The use of angled multi-unit abutments have facilitated the development of novel approaches to full-arch reconstructions, such as All-on-Four™ (Nobel Biocare, Zurich-Flughafen, Switzerland) (Case Four: Figure 26). This approach facilitates the placement of larger implants in divergent orientations that avoid the anatomical limitations associated with the inferior dental nerve and maxillary sinus. The ability to place implant fixtures which do not conform to the prosthetically-driven protocol can help to avoid the needs for grafting procedures and can allow for longer but fewer implants to be used, reducing the subsequent cost to the patient.
The replacement of extensive vertical or horizontal alveolar/mucosal tissue defects cannot always be easily managed with bone and soft tissue grafting procedures. If the tissue loss is accepted, then the prosthetic structure may need to cope with an increased inter-arch distance, longer teeth, a reverse smile line, rectangular tooth forms, inverted tooth axes, and lack of support for the upper lip.
Alternatively, dental technicians can use an array of techniques and materials (including pink ceramic, acrylic or composite) to replace gingival tissues. Small defects (single or two-unit cases) can often be simply managed using small additions of pink ceramic (Case Five: Figure 27) or larger teeth compensating for reduced proximal tissue. More severe defects, involving multiple implant sites, may include sizable composite layering techniques as detailed in Case 4 (Figure 26). Hybrid techniques, such as the use of a mucosal coloured screw-retained base with individual cemented crowns, have also been advocated as a means of replacing larger defects, whilst reducing the maintenance burden. Such prostheses require careful liaison with a technician to ensure that the substructure design is: cleansable, provides support for the overlying materials to enable replication of the gingival form and that sufficient intra-arch distance space remains to allow placement of suitably sized teeth.
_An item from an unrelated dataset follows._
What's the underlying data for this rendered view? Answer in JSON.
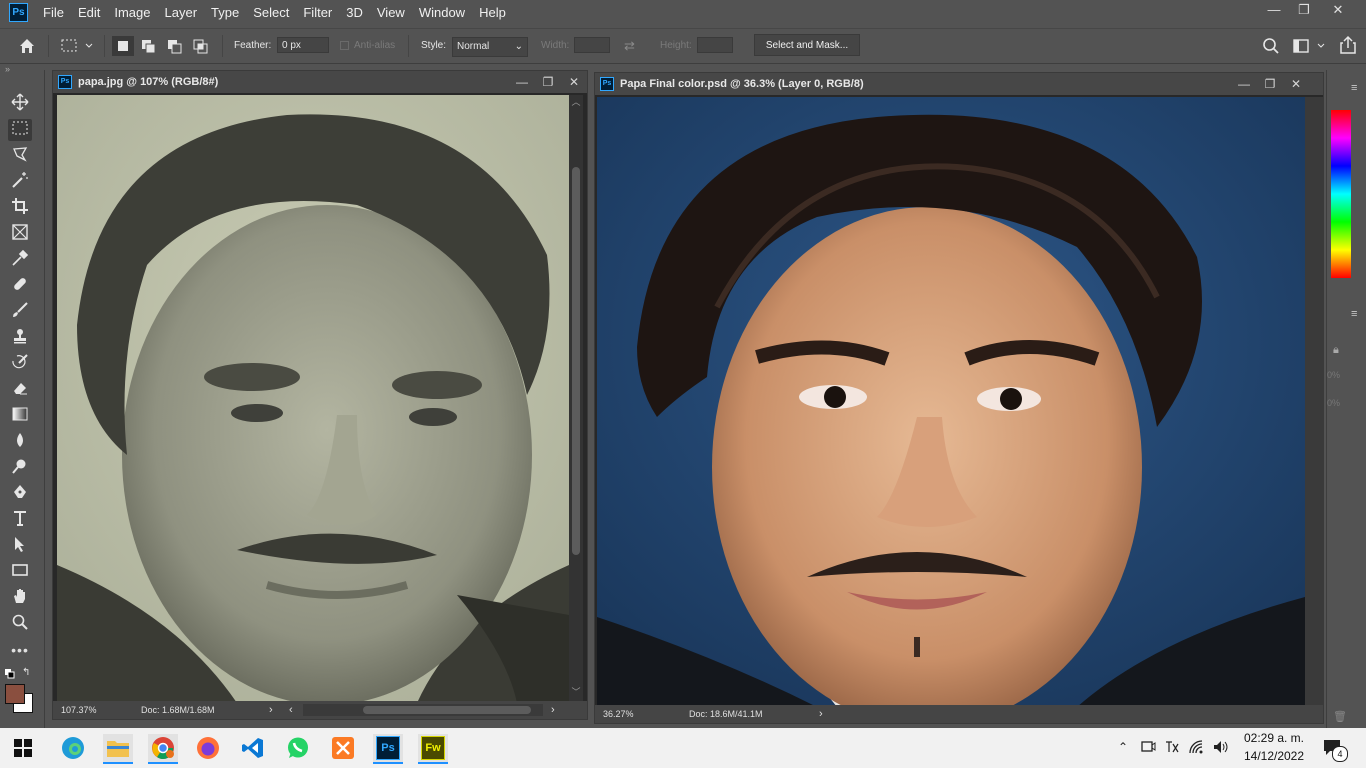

Historically, removal of unrestorable dental implants was challenging, often involving significant bony trauma. The introduction of implant removal kits has simplified explantation and allows removal of fixtures with minimal destruction to the surrounding bone tissues. In cases (Case Six) where sub-optimal implant placement has compromised the immediate or longer-term outcomes (Figure 28), explantation (Figures 29 and 30) and placement of new implants may be a preferable solution (Figure 31). However, these kits cannot be used in situations of abutment screw fracture or damaged fixture head.
| Implant Orientation | Biological Implications | Prosthetic Complications | Laboratory Technician Challenges |
|---|---|---|---|
| Deep (>5 mm peri-implant pocket) | Deep uncleansible periodontal pocket |
Increased abutment length |
|
| Shallow (<1 mm peri-implant pocket) | Unsatisfactory emergence profile |
|
|
| Buccal | Mucosal recession | Mucosal shine through of implant |
|
| Palatal | Cleansability of pontic | Labial cantilever of crown |
|
Implant treatment is a complex procedure with multiple factors associated with a successful functional and aesthetic outcome for the patient. Implant placement using an ideal prosthetic protocol is not always feasible and, in particular, may present challenges to the creation of an abutment that is in harmony with the soft tissues. Meticulous treatment planning and close liaison with laboratory technicians can ensure that successful outcomes can still be achieved in sub-optimally positioned dental implants.